In football, Big Data plays a vital role across various areas of analysis, from scouting potential talent to preparing for rivals.
However, one of the most important applications of data is understanding your own team’s performance and how it fits into the broader competitive environment.
By using data to evaluate everything from tactical decisions to individual player contributions, teams can enhance their game model and make data-driven improvements.
In this post, we’ll break down;
- how teams can use data to analyze their own performance,
- what key factors to consider, and
- how this insight can help optimize a team’s game model.
Step 1: Understanding Your Teams Competitive Environment
The first step in using data to analyze your own team is understanding its specific situation within the competitive environment.
This requires looking at whether the fundamentals of your team’s game model align with the demands of the competition.
For instance, if your team focuses on high pressing but plays in a league where direct play from the goalkeeper dominates, your tactics may be out of sync with the competition.
It’s essential to assess whether the team’s game model matches the realities of the league.
Analyzing your team in context involves understanding the predominant game styles of the competition—whether they are direct or combinative—and knowing the characteristics of rival teams, from their physical abilities to their tactical setups.
2: Analyze your Teams Performance with the Ball
When analyzing a team’s performance with the ball, certain key factors should be taken into account to ensure a complete understanding of the team’s offensive strategy. Here are some examples of what data can reveal:
- Risk-taking through passing: Analyze whether the team is taking risks in its own half and how often those risks lead to lost possession.
- Partnerships: Examine how players work together inside and outside passing channels and how effectively they create space for progression.
- Pass distance and support play: Identify patterns of short versus long passes and the extent to which players support each other with the ball.
- Shot conversion and progression: Analyze how often the team enters the opponent’s final third, the quality of shots taken, and the overall goal conversion rate.

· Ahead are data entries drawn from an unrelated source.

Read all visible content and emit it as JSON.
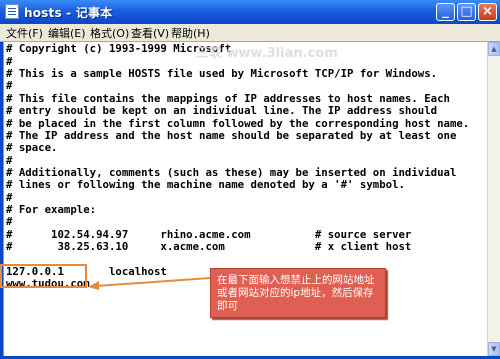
{
  "window": {
    "title": "hosts - 记事本",
    "controls": {
      "minimize": "_",
      "maximize": "□",
      "close": "×"
    }
  },
  "menu": {
    "items": [
      "文件(F)",
      "编辑(E)",
      "格式(O)",
      "查看(V)",
      "帮助(H)"
    ]
  },
  "editor": {
    "lines": [
      "# Copyright (c) 1993-1999 Microsoft",
      "#",
      "# This is a sample HOSTS file used by Microsoft TCP/IP for Windows.",
      "#",
      "# This file contains the mappings of IP addresses to host names. Each",
      "# entry should be kept on an individual line. The IP address should",
      "# be placed in the first column followed by the corresponding host name.",
      "# The IP address and the host name should be separated by at least one",
      "# space.",
      "#",
      "# Additionally, comments (such as these) may be inserted on individual",
      "# lines or following the machine name denoted by a '#' symbol.",
      "#",
      "# For example:",
      "#",
      "#      102.54.94.97     rhino.acme.com          # source server",
      "#       38.25.63.10     x.acme.com              # x client host",
      "",
      "127.0.0.1       localhost",
      "www.tudou.com"
    ]
  },
  "annotation": {
    "callout_text": "在最下面输入想禁止上的网站地址或者网站对应的ip地址，然后保存即可",
    "highlight_color": "#e68a3e",
    "callout_color": "#df5f52"
  },
  "watermark": {
    "text": "三联 www.3lian.com"
  },
  "scrollbar": {
    "up": "▲",
    "down": "▼"
  }
}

Using data, coaches can break down these factors to improve decision-making on and off the ball, refining their tactical approach based on the strengths and weaknesses identified through analysis.
3. Analyse What Happens Without the Ball
On the defensive side, analyzing moments without the ball is equally important. Here, coaches focus on the team’s defensive positioning, how compact the lines are, and how effectively the team recovers the ball. Key data points to track include:
- Defensive line positioning: Is the team maintaining a low, medium, or high block based on the opposition’s setup?
- Ball recoveries: How many times does the team win the ball in the opponent’s half? Does the team press in pairs, threes, or a collective unit?
- Aerial duels and second plays: Track the number of aerial duels won, particularly by center-backs and forwards, as well as how well the team handles second balls.
This detailed defensive analysis helps coaches make data-driven adjustments, whether it’s tightening the space between the defensive line and the goalkeeper or shifting to a higher press based on match context.
4. Tailoring the Game Model Over Time
A game model is a structured set of criteria that regulates how a team operates in various phases of play. However, it must be adaptable.
A team’s game model should evolve based on ongoing analysis of both the team and the competition.
Data helps identify when certain elements of the game model should be adjusted to better fit the competitive landscape without sacrificing the team’s overall philosophy.
For instance, tracking the possession-to-opportunity conversion rate can help determine whether a more direct style of play should be incorporated or whether maintaining a combinative passing approach yields better results in specific matchups.
5. Continuous Analysis Throughout the Season
To stay competitive, data analysis must be continuous throughout the season. By updating performance data after each match, teams can maintain a real-time understanding of how they stack up against their rivals.
Using tools like Tableau Public, clubs can create visualizations that offer insights into the team’s evolutionary or cumulative performance, allowing for immediate adjustments to the training process and tactical setups.
The ability to compare your own game model to that of other teams in the league not only helps identify areas for improvement but also provides valuable insight into the broader trends within the competition.
Conclusion
Analyzing your own team with Big Data provides a detailed, objective view of how well your game model fits within the competitive environment.
By tracking performance both with and without the ball, teams can refine their tactics, improve player coordination, and ensure that the team’s game model evolves based on real-time insights.
With continuous analysis, teams can adapt and grow, making data an essential tool in staying competitive throughout the season.